Concept
Places and worlds beyond the interest of the media are at the mercy of the law of forgetting. The spotlight fades and that which urgently needs public attention lies in the dark: poverty, hopelessness, and the population's fear in the face of terror from the state or from gangs, of Mafia-like business practices and paramilitary despotism.This is not a journey to a far-off land, outside of our cultural circle; it takes place along the old transport and trade routes through the decaying empires of southeast Europe. The images collected at the side of the road distill something essential from a number of small but significant observations: the coincidence of the lack of coincidence in living conditions.
Photographs
The photographs shown were all taken through the windshield of the car, facing the direction of travel. They focus on daily life on the streets and at the same time show its movements. The car becomes an extension of the camera's housing, manifesting itself in the blurred motion in the photographed images. The rapidly passing situations must be recognized with lightning speed and caught like a Ping-Pong ball in flight - precise observations of the everyday, surrounded by the blurred signs of fleeting passage.
Film
The moving image of the film follows the movement of the journey, the geographic thread through southeast Europe from Berlin over Poland, the Czech Republic, and the Slovak Republic, over Romania and Bulgaria to the Black Sea. The journey continues by freighter to Odessa into the Ukraine and from there along the coast to its southeastern endpoint, Istanbul. It shows streets, markets, villages, cities, and architecture. The encounter with people and their places produces filmic miniatures. These contrast almost imperceptibly the new and the old; they give hints and become clear.

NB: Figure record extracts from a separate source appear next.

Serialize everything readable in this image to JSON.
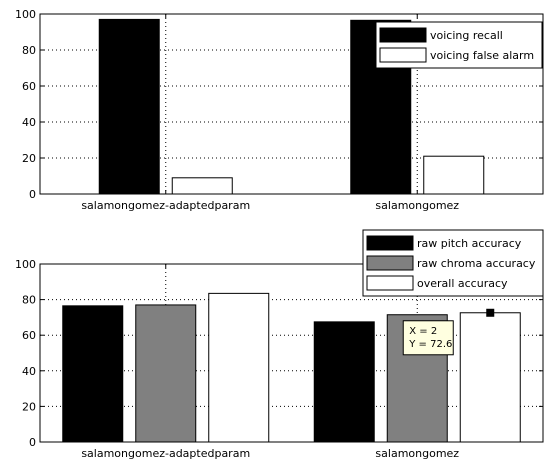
{
  "colors": {
    "black": "#000000",
    "gray": "#808080",
    "white": "#ffffff",
    "tooltip_bg": "#ffffe0",
    "grid": "#000000"
  },
  "chart_data": [
    {
      "type": "bar",
      "categories": [
        "salamongomez-adaptedparam",
        "salamongomez"
      ],
      "series": [
        {
          "name": "voicing recall",
          "color": "#000000",
          "values": [
            97,
            96.5
          ]
        },
        {
          "name": "voicing false alarm",
          "color": "#ffffff",
          "values": [
            9,
            21
          ]
        }
      ],
      "ylim": [
        0,
        100
      ],
      "yticks": [
        0,
        20,
        40,
        60,
        80,
        100
      ],
      "grid": true,
      "legend_position": "top-right"
    },
    {
      "type": "bar",
      "categories": [
        "salamongomez-adaptedparam",
        "salamongomez"
      ],
      "series": [
        {
          "name": "raw pitch accuracy",
          "color": "#000000",
          "values": [
            76.5,
            67.5
          ]
        },
        {
          "name": "raw chroma accuracy",
          "color": "#808080",
          "values": [
            77,
            71.5
          ]
        },
        {
          "name": "overall accuracy",
          "color": "#ffffff",
          "values": [
            83.5,
            72.6
          ]
        }
      ],
      "ylim": [
        0,
        100
      ],
      "yticks": [
        0,
        20,
        40,
        60,
        80,
        100
      ],
      "grid": true,
      "legend_position": "outside-top-right",
      "datatip": {
        "lines": [
          "X = 2",
          "Y = 72.6"
        ],
        "series_index": 2,
        "category_index": 1
      }
    }
  ]
}
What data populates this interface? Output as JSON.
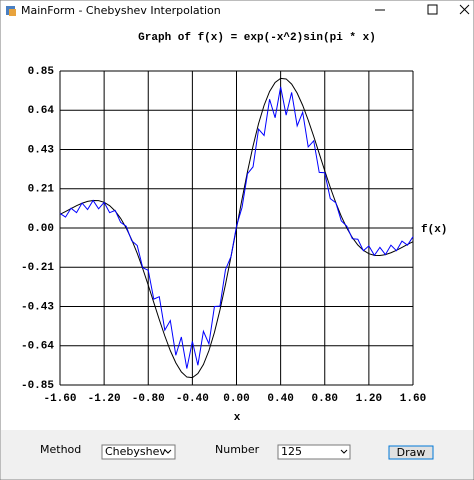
{
  "window": {
    "title": "MainForm - Chebyshev Interpolation"
  },
  "chart_data": {
    "type": "line",
    "title": "Graph of f(x) = exp(-x^2)sin(pi * x)",
    "x_label": "x",
    "y_label": "f(x)",
    "x": [
      -1.6,
      -1.55,
      -1.5,
      -1.45,
      -1.4,
      -1.35,
      -1.3,
      -1.25,
      -1.2,
      -1.15,
      -1.1,
      -1.05,
      -1.0,
      -0.95,
      -0.9,
      -0.85,
      -0.8,
      -0.75,
      -0.7,
      -0.65,
      -0.6,
      -0.55,
      -0.5,
      -0.45,
      -0.4,
      -0.35,
      -0.3,
      -0.25,
      -0.2,
      -0.15,
      -0.1,
      -0.05,
      0,
      0.05,
      0.1,
      0.15,
      0.2,
      0.25,
      0.3,
      0.35,
      0.4,
      0.45,
      0.5,
      0.55,
      0.6,
      0.65,
      0.7,
      0.75,
      0.8,
      0.85,
      0.9,
      0.95,
      1.0,
      1.05,
      1.1,
      1.15,
      1.2,
      1.25,
      1.3,
      1.35,
      1.4,
      1.45,
      1.5,
      1.55,
      1.6
    ],
    "series": [
      {
        "color": "#000000",
        "values": [
          0.074,
          0.089,
          0.105,
          0.121,
          0.134,
          0.144,
          0.149,
          0.148,
          0.139,
          0.121,
          0.092,
          0.052,
          0,
          -0.063,
          -0.137,
          -0.22,
          -0.31,
          -0.403,
          -0.496,
          -0.584,
          -0.664,
          -0.73,
          -0.779,
          -0.807,
          -0.81,
          -0.788,
          -0.739,
          -0.664,
          -0.565,
          -0.444,
          -0.306,
          -0.156,
          0,
          0.156,
          0.306,
          0.444,
          0.565,
          0.664,
          0.739,
          0.788,
          0.81,
          0.807,
          0.779,
          0.73,
          0.664,
          0.584,
          0.496,
          0.403,
          0.31,
          0.22,
          0.137,
          0.063,
          0,
          -0.052,
          -0.092,
          -0.121,
          -0.139,
          -0.148,
          -0.149,
          -0.144,
          -0.134,
          -0.121,
          -0.105,
          -0.089,
          -0.074
        ]
      },
      {
        "color": "#0000ff",
        "values": [
          0.079,
          0.059,
          0.107,
          0.083,
          0.135,
          0.1,
          0.149,
          0.104,
          0.139,
          0.083,
          0.095,
          0.03,
          0.01,
          -0.069,
          -0.095,
          -0.215,
          -0.229,
          -0.385,
          -0.372,
          -0.553,
          -0.501,
          -0.689,
          -0.59,
          -0.761,
          -0.614,
          -0.743,
          -0.559,
          -0.627,
          -0.425,
          -0.423,
          -0.226,
          -0.155,
          0.01,
          0.111,
          0.294,
          0.331,
          0.535,
          0.501,
          0.697,
          0.597,
          0.764,
          0.611,
          0.734,
          0.553,
          0.627,
          0.439,
          0.472,
          0.301,
          0.299,
          0.159,
          0.137,
          0.039,
          0.01,
          -0.058,
          -0.061,
          -0.123,
          -0.097,
          -0.148,
          -0.105,
          -0.144,
          -0.093,
          -0.123,
          -0.071,
          -0.093,
          -0.047
        ]
      }
    ],
    "xlim": [
      -1.6,
      1.6
    ],
    "ylim": [
      -0.85,
      0.85
    ],
    "xticks": [
      {
        "value": -1.6,
        "label": "-1.60"
      },
      {
        "value": -1.2,
        "label": "-1.20"
      },
      {
        "value": -0.8,
        "label": "-0.80"
      },
      {
        "value": -0.4,
        "label": "-0.40"
      },
      {
        "value": 0,
        "label": "0.00"
      },
      {
        "value": 0.4,
        "label": "0.40"
      },
      {
        "value": 0.8,
        "label": "0.80"
      },
      {
        "value": 1.2,
        "label": "1.20"
      },
      {
        "value": 1.6,
        "label": "1.60"
      }
    ],
    "yticks": [
      {
        "value": 0.85,
        "label": "0.85"
      },
      {
        "value": 0.6375,
        "label": "0.64"
      },
      {
        "value": 0.425,
        "label": "0.43"
      },
      {
        "value": 0.2125,
        "label": "0.21"
      },
      {
        "value": 0,
        "label": "0.00"
      },
      {
        "value": -0.2125,
        "label": "-0.21"
      },
      {
        "value": -0.425,
        "label": "-0.43"
      },
      {
        "value": -0.6375,
        "label": "-0.64"
      },
      {
        "value": -0.85,
        "label": "-0.85"
      }
    ],
    "grid": true
  },
  "controls": {
    "method_label": "Method",
    "method_value": "Chebyshev",
    "number_label": "Number",
    "number_value": "125",
    "button": "Draw"
  }
}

After perestroika and the fall of the Berlin Wall the borders between states are more open, and yet they have become even more impassable in their actual effect. And they are invisible. Immense territories of states become blank spots on the political map, run-down areas that have been thrown into economic chaos. Unnoticed or denied by the international gaze, invisible power structures develop that make it even more difficult for people to secure their existence. It is no longer a matter of the old "heroes of the working class" but of the new heroes and heroines in the struggle for survival, who use their great courage and inexhaustible imagination to get by. They are also the ones who make the invisible borders passable. We encounter these new nomads (who were once teachers, lawyers, farmers, manual laborers) as they conduct their business at the barricades of the many borders, at the edges of small and middling streets, in the all-but-abandoned ghost towns of the rural areas, in the markets and bus stations, and in the ferment of Odessa and Istanbul.